The first thing to understand is how your camera is oriented. For historical reasons, and because of the way that my world axes are set up (+x is east, +y is north, +z is down; the camera’s neutral direction is looking north down the y axis.), the camera orients itself in world space by rotating around the z axis to look left-right, and around the x axis to look up-down. Just to make things more confusing, because the world moves around the camera in OGL, remember that in your shaders, the camera’s coordinates are negative (i.e. your shaders think your camera is at (-cameraX, -cameraY, -cameraZ). You can cut through a lot of confusion by using a system like gluLookAt() to orient your camera, which confers a huge bonus in that it returns both the direction in which the camera is facing and also the camera’s direction for “up”, which will be very handy.

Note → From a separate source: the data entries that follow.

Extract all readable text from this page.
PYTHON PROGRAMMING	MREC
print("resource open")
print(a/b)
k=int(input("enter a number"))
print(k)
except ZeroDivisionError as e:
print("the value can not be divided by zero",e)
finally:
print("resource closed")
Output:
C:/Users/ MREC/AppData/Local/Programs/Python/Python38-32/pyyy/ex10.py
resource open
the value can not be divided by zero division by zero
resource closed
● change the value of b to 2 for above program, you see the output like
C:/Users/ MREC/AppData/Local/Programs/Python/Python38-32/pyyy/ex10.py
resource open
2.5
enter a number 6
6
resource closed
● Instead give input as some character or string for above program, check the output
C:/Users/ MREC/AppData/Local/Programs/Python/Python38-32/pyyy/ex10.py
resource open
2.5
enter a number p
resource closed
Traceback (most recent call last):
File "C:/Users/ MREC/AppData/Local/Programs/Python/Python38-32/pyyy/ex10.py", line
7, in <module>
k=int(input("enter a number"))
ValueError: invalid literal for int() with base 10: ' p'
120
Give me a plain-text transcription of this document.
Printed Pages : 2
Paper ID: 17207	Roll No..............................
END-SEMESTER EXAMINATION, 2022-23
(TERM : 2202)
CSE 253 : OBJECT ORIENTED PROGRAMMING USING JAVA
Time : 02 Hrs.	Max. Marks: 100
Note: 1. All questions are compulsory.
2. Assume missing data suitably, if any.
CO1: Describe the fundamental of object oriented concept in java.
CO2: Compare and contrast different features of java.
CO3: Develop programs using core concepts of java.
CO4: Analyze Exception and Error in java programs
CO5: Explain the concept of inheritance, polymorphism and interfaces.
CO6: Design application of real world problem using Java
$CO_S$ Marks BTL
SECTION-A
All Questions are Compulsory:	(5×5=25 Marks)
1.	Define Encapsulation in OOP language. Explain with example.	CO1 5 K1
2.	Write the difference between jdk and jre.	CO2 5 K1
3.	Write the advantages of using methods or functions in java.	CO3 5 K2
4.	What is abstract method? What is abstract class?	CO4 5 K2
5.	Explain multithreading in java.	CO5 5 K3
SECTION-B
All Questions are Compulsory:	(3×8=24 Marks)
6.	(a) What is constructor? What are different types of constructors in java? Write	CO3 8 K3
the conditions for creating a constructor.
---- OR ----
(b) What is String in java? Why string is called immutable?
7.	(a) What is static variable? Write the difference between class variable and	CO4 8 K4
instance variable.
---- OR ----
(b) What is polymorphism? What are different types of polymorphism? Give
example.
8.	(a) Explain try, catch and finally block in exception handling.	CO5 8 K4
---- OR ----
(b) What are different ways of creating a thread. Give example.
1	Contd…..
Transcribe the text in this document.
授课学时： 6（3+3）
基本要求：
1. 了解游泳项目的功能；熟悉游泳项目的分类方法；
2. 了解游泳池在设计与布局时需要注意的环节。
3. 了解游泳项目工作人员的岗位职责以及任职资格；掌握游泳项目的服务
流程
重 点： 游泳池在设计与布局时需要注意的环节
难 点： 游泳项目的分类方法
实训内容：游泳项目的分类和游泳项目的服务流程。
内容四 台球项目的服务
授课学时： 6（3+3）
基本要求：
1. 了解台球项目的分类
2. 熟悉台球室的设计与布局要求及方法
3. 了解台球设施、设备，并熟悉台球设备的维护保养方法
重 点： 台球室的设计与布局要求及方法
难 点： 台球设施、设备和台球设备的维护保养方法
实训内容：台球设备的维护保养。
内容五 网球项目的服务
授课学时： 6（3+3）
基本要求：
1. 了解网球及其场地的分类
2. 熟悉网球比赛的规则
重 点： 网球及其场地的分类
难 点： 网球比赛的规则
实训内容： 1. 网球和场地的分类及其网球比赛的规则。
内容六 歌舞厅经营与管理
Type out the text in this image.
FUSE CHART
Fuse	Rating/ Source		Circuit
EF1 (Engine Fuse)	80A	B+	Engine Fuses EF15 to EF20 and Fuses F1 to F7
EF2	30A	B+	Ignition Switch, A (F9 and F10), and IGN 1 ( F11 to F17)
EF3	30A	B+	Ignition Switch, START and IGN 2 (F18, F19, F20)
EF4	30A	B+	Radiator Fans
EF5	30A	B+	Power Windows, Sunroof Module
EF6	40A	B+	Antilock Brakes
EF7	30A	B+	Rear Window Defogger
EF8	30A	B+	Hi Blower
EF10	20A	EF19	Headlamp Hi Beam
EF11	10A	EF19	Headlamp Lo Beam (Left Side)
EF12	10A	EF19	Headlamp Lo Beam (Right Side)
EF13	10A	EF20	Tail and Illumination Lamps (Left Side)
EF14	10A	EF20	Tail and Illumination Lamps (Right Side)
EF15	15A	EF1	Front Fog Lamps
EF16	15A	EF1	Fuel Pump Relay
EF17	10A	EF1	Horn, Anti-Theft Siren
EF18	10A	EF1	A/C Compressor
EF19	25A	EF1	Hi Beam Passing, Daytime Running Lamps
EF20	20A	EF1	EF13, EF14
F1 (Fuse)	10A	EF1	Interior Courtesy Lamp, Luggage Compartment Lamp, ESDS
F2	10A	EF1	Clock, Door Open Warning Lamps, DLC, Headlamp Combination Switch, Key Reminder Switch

The first step is to work out where the camera is and which direction it’s looking. In my case, I keep track of the camera’s position as (cameraX, cameraY, cameraZ), and rotation around Z and X in radians (i.e. pi radians is 180 degrees). My camera matrix rotates the camera around the Z axis and then around its own X axis, and then translates to its location in world space. Using this system, the camera’s unit vector is worked out like this:

``` float sinPhi = sinf(camZRot); float cosPhi = cosf(camZRot); float sinTheta = sinf(camXRot); float cosTheta = cosf(camXRot);   float xInFrontOfCamera = (1.0 * sinPhi * sinTheta); float yInFrontOfCamera = (1.0 * cosPhi * sinTheta); float zInFrontOfCamera = (1.0 * cosTheta);```

Therefore, the central point of the camera frustum’s near plane in world space is:

``` float centreOfNearCameraPlaneWSX = -camXPos - xInFrontOfCamera * MAIN_FRAMEBUFFER_NEAR_PLANE; float centreOfNearCameraPlaneWSY = -camYPos - yInFrontOfCamera * MAIN_FRAMEBUFFER_NEAR_PLANE; float centreOfNearCameraPlaneWSZ = -camZPos - zInFrontOfCamera * MAIN_FRAMEBUFFER_NEAR_PLANE;```

We need to figure out where the bottom-left hand corner of the near plane of the camera frustum is in world space, because that will map to (0, 0) in screen coordinates. To do that we need to know the dimensions of the near camera plane in world space units, and the vectors along which the camera plane’s x and y axes are aligned. Fortunately, these are exactly the same as “up” and “right” from the camera’s point of view. “Up” is conveniently always going to be found by rotating pi/2 radians anticlockwise around the x-axis, so the unit “up” vector is:

``` float sinThetaUp = sinf(camXRot - piOverTwo); float cosThetaUp = cosf(camXRot - piOverTwo);   float cameraUpX = (1.0 * sinPhi * sinThetaUp); float cameraUpY = (1.0 * cosPhi * sinThetaUp); float cameraUpZ = (1.0 * cosThetaUp);```

The “right” vector is now easy to get: it’s the cross-product of the camera facing vector and the camera “up” vector. Now we can work out where the bottom left-hand corner of the clipping plane is:

``` float aspectRatio = screenWidth/screenHeight; float nearClippingPlaneHeight = (2 * tanf(CAMERA_FOV / 2) * NEAR_PLANE_DISTANCE); float nearClippingPlaneWidth = nearClippingPlaneHeight * aspectRatio;   float bottomLeftX = centreOfNearCameraPlaneWSX - (cameraUpX * halfNearClippingPlaneHeight) - (cameraRightX * halfNearClippingPlaneWidth); float bottomLeftY = centreOfNearCameraPlaneWSY - (cameraUpY * halfNearClippingPlaneHeight) - (cameraRightY * halfNearClippingPlaneWidth); float bottomLeftZ = centreOfNearCameraPlaneWSZ - (cameraUpZ * halfNearClippingPlaneHeight) - (cameraRightZ * halfNearClippingPlaneWidth);```

We pass the world space position of the bottom left corner, screen dimensions, “up” vector and “right” vector to our shader as uniforms, and we can get the world space position of screen fragments in a single line, like so:

` vec3 worldSpacePositionOfScreenFragment = vec3(bottomLeftCornerWS + cameraUpVector*nearPlaneDimensionsWS.y * (gl_FragCoord.y/screenHeightInPixels) + cameraRightVector * nearPlaneDimensionsWS.x * (gl_FragCoord.x/screenWidthInPixels);`

The final result feels less precise than the previous technique, but might be a bit cheaper in terms of shader calculations.